Social media users also argue that, rather than addressing the fact that their actions may come across as inconsiderate, emotionally unfulfilling, and low-to-no-effort, by automatically being judged as ‘something broken,’ the partner being ‘fixed’ is consequently void of responsibility.

This means that no matter what side you’re on – whether you’re giving too much or not enough – the relationship will feel more like an unstable therapy session than a romantic attachment.

Relationships shouldn’t necessarily be without their challenges, of course, but stepping out blinkingly from the casino into the daylight, either in the knowledge that you’ve blown it all, or that you’ve won but you’ve played poorly, doesn’t exactly seem like time (or money) well spent.

There’s also a danger in using the IKEA effect to analyse your romantic relationships.

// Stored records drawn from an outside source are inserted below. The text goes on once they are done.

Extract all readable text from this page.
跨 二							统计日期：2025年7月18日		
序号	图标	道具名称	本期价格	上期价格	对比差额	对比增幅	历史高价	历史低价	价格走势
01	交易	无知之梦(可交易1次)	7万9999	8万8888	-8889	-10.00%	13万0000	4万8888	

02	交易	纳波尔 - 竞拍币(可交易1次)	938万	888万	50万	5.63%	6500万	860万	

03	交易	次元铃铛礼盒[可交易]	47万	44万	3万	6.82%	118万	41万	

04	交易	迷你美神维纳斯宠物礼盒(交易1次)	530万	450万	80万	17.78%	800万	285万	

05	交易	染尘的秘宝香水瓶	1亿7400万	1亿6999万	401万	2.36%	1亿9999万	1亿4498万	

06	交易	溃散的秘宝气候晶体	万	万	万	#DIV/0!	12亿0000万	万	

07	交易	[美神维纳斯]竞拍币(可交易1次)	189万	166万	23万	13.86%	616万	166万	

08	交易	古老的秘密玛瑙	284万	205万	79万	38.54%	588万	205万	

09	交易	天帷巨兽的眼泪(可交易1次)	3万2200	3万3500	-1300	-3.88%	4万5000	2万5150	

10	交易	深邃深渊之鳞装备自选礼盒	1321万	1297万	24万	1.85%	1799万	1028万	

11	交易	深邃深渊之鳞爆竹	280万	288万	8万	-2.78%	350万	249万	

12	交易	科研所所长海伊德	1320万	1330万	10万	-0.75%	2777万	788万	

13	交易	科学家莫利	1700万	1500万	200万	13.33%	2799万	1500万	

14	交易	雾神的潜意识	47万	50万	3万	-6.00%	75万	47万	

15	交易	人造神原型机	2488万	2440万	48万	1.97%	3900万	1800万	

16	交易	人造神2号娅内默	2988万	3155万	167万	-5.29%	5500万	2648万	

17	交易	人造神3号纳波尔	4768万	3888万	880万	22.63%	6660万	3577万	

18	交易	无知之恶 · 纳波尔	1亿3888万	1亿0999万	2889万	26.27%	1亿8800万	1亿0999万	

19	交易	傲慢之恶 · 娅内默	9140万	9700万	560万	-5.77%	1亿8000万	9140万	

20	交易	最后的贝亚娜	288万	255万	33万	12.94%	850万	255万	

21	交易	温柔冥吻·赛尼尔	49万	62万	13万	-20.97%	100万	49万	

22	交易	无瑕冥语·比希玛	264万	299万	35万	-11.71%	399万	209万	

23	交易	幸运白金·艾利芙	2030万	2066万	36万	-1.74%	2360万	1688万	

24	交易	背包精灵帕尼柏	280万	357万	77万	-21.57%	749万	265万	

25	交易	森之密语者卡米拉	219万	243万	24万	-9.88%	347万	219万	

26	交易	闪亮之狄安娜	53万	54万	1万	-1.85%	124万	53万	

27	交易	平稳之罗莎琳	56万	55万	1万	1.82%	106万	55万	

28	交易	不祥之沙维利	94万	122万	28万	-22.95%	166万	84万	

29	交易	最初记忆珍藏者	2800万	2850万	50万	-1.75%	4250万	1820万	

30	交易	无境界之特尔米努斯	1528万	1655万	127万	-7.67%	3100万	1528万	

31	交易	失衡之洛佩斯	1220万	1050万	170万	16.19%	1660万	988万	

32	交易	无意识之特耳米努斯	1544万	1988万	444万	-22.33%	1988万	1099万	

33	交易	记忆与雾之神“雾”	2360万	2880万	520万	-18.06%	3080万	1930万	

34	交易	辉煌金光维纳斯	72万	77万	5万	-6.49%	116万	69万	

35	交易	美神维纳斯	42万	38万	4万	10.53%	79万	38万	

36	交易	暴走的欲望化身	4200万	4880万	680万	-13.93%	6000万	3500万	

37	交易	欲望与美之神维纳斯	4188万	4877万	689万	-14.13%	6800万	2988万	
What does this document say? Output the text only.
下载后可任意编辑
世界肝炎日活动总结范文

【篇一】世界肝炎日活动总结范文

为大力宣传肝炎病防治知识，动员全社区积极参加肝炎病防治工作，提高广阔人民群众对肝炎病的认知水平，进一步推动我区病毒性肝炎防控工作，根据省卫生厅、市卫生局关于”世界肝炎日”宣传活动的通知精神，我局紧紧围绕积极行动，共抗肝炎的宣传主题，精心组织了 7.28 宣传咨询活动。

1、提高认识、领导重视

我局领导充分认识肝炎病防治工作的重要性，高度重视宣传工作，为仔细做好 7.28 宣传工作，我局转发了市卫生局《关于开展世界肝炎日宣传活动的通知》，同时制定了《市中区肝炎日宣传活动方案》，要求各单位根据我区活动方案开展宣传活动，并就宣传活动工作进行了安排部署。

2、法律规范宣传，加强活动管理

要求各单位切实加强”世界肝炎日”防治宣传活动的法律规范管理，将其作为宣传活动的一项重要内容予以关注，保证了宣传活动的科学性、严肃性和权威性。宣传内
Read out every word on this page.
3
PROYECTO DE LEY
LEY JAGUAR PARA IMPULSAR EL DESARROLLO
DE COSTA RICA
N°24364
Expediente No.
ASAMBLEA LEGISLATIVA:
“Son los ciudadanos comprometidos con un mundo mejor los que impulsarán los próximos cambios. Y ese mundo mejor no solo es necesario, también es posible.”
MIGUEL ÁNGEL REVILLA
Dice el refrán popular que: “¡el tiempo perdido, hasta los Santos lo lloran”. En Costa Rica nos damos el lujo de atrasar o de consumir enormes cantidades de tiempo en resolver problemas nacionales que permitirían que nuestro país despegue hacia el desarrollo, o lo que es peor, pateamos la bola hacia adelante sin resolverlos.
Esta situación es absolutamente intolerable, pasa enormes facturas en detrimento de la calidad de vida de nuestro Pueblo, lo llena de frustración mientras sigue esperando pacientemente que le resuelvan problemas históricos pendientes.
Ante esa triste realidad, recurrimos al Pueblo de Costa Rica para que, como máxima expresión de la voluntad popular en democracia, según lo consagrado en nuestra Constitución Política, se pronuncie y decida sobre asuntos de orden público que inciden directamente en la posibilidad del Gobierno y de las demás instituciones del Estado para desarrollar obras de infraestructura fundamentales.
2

@aliabdaalEver heard of the IKEA effect?♬ original sound – Ali Abdaal

To use eco-conscious sustainability as an example, it could be argued that the right thing to do is keep the furniture so as not to create more waste. Or to repurpose it for something else.

This is where the analogy sort of falls apart; obviously, people are not objects to be used and thrown away.

That being said, what if we took ‘repurpose’ to mean ‘we’re better as friends,’ and reminded ourselves that the end of a relationship with us might mean that that person is more likely to find compatibility and happiness with someone else?

Perhaps then, the best way to approach the dating pool is to pool your savings and see it as a big jumble sale, so that ultimately you can cut costs and take home the fully formed furniture you deserve.

It might have a few dents and chips, but then again, aren’t our stories the things that give us character?